Department of Surgery I, Faculty of Medicine and Dentistry, Palacky University Olomouc and University Hospital Olomouc, Czech Republic.
Department of Clinical and Molecular Pathology, Faculty of Medicine and Dentistry, Palacky University Olomouc and University Hospital Olomouc, Czech Republic.
Biomed Pap Med Fac Univ Palacky Olomouc Czech Repub. 2022 Sep;166(3):290-296. doi: 10.5507/bp.2021.028. Epub 2021 May 11.
The aim of this study was to evaluate symptoms, diagnostic methods, short- and long-term outcomes of surgical treatment in patients with duodenal adenocarcinoma.
A single center, retrospective, observational study of 52 consecutive patients with duodenal adenocarcinoma operated on with curative intent between 2006 - 2019. Duodenectomy as part of a hemipancreatoduodenectomy or total pancreatectomy procedure was performed for ADAC (ampullary duodenal/intestinal adenocarcinoma) or NADAC (non-ampullary duodenal adenocarcinoma).
Prevailing symptoms were obstructive jaundice in the ADAC group (P<0.0001) and bleeding in the NADAC group (P=0.005), with larger tumor size in patients with NADAC (P=0.001). Complication rate, morbidity and mortality were comparable. Primary total pancreatoduodenectomy predominated in the NADAC group, 16.6% vs. 2.9%, and salvage completion pancreatectomy in the ADAC group, 6% vs. 0%. Significant prognostic factors for OS were perineural invasion (P=0.006) and adjuvant chemotherapy (P=0.045) in the ADAC group, and for DFS the total number of resected lymph nodes (P=0.042) and lymph node ratio (P=0.031) in the NADAC group. Median OS is 21 months and 5-year survival 27.3% in the NADAC group and 41.5 months and 52% in the ADAC group.

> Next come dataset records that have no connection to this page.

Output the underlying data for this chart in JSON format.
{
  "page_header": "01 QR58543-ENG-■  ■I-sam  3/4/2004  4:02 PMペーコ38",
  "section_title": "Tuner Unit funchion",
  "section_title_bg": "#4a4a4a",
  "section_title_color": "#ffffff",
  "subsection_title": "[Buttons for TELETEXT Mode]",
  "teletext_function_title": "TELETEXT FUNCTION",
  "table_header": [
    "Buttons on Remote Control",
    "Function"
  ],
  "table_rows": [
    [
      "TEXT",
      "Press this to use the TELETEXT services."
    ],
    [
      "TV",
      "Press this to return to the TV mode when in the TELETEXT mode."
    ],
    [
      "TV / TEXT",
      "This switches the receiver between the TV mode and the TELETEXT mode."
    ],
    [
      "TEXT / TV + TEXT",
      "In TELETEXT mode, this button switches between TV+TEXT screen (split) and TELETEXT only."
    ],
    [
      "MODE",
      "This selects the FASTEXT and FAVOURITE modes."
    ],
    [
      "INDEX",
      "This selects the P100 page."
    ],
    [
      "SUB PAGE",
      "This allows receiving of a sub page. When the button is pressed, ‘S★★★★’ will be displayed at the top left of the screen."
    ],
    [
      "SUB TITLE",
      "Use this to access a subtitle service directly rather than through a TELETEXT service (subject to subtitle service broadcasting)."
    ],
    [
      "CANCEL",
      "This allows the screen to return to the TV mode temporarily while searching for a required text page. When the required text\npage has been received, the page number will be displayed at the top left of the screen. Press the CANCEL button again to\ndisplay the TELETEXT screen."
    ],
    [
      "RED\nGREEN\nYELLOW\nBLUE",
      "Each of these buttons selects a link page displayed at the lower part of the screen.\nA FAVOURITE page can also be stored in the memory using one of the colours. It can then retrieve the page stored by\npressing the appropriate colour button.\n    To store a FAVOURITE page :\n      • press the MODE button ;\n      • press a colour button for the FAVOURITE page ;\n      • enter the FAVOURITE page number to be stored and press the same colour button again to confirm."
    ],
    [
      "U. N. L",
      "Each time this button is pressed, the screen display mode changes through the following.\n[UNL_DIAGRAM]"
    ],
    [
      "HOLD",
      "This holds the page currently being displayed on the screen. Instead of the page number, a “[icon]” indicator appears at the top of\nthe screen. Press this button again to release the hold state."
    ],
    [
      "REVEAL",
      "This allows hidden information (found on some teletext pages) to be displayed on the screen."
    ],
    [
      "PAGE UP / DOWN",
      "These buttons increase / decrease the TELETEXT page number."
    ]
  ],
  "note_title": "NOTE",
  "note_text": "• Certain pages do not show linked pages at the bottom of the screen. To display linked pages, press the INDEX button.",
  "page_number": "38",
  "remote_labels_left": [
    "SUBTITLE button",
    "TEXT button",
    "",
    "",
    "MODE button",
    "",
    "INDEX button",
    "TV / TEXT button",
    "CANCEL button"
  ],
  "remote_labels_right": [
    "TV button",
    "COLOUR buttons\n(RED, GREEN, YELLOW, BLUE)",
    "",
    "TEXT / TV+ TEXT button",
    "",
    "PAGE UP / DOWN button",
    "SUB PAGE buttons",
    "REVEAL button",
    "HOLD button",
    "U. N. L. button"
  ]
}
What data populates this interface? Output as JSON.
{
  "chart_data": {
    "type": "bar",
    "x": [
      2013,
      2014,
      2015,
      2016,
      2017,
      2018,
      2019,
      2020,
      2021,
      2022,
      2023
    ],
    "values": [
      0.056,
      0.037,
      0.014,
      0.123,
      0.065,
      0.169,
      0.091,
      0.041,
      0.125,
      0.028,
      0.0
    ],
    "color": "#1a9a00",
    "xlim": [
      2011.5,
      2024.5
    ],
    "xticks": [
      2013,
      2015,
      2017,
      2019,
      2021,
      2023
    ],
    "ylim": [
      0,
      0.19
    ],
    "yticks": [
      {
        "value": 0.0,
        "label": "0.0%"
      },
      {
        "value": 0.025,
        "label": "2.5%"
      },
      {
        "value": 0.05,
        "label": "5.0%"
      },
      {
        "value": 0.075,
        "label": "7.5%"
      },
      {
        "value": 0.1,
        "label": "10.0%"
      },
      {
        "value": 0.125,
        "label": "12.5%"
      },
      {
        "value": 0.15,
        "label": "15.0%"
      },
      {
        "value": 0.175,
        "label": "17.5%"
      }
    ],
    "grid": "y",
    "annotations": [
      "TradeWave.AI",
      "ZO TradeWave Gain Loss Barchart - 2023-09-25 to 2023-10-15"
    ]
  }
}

Ampullary duodenal/intestinal adenocarcinomas are smaller than non-ampullary at diagnosis, with a higher rate of lymph node metastases, but with a better prognosis and long-term outcome in the presented cohort. Oral localisation of NADAC prevailed in the present cohort. Perineural invasion and postoperative oncological therapy are significant prognostic factors for OS in ADAC, but the total number of lymph nodes and lymph node ratio are significant prognostic factors for DFS in NADAC.
本研究旨在评估十二指肠腺癌患者的症状、诊断方法、短期和长期手术治疗结果。
对 2006 年至 2019 年间接受根治性手术的 52 例十二指肠腺癌患者进行了一项单中心回顾性观察研究。十二指肠腺癌(ADAC)或非壶腹周围十二指肠腺癌(NADAC)患者行胰十二指肠切除术或全胰切除术,部分患者行胰头十二指肠切除术或全胰切除术。
ADAC 组主要表现为梗阻性黄疸(P<0.0001),NADAC 组主要表现为出血(P=0.005),NADAC 组肿瘤较大(P=0.001)。并发症发生率、发病率和死亡率相似。NADAC 组以原发性全胰十二指肠切除术为主(16.6% vs. 2.9%),ADAC 组以挽救性胰十二指肠切除术为主(6% vs. 0%)。ADAC 组中,OS 的显著预后因素为神经周围侵犯(P=0.006)和辅助化疗(P=0.045),NADAC 组中,DFS 的显著预后因素为切除的淋巴结总数(P=0.042)和淋巴结比率(P=0.031)。NADAC 组的中位 OS 为 21 个月,5 年生存率为 27.3%,ADAC 组的中位 OS 为 41.5 个月,5 年生存率为 52%。
与非壶腹周围腺癌相比,壶腹周围腺癌在诊断时较小,但淋巴结转移率较高,但在本研究队列中,其预后和长期结果更好。在本研究队列中,NADAC 以口腔定位为主。神经周围侵犯和术后肿瘤治疗是 ADAC 患者 OS 的显著预后因素,而淋巴结总数和淋巴结比率是 NADAC 患者 DFS 的显著预后因素。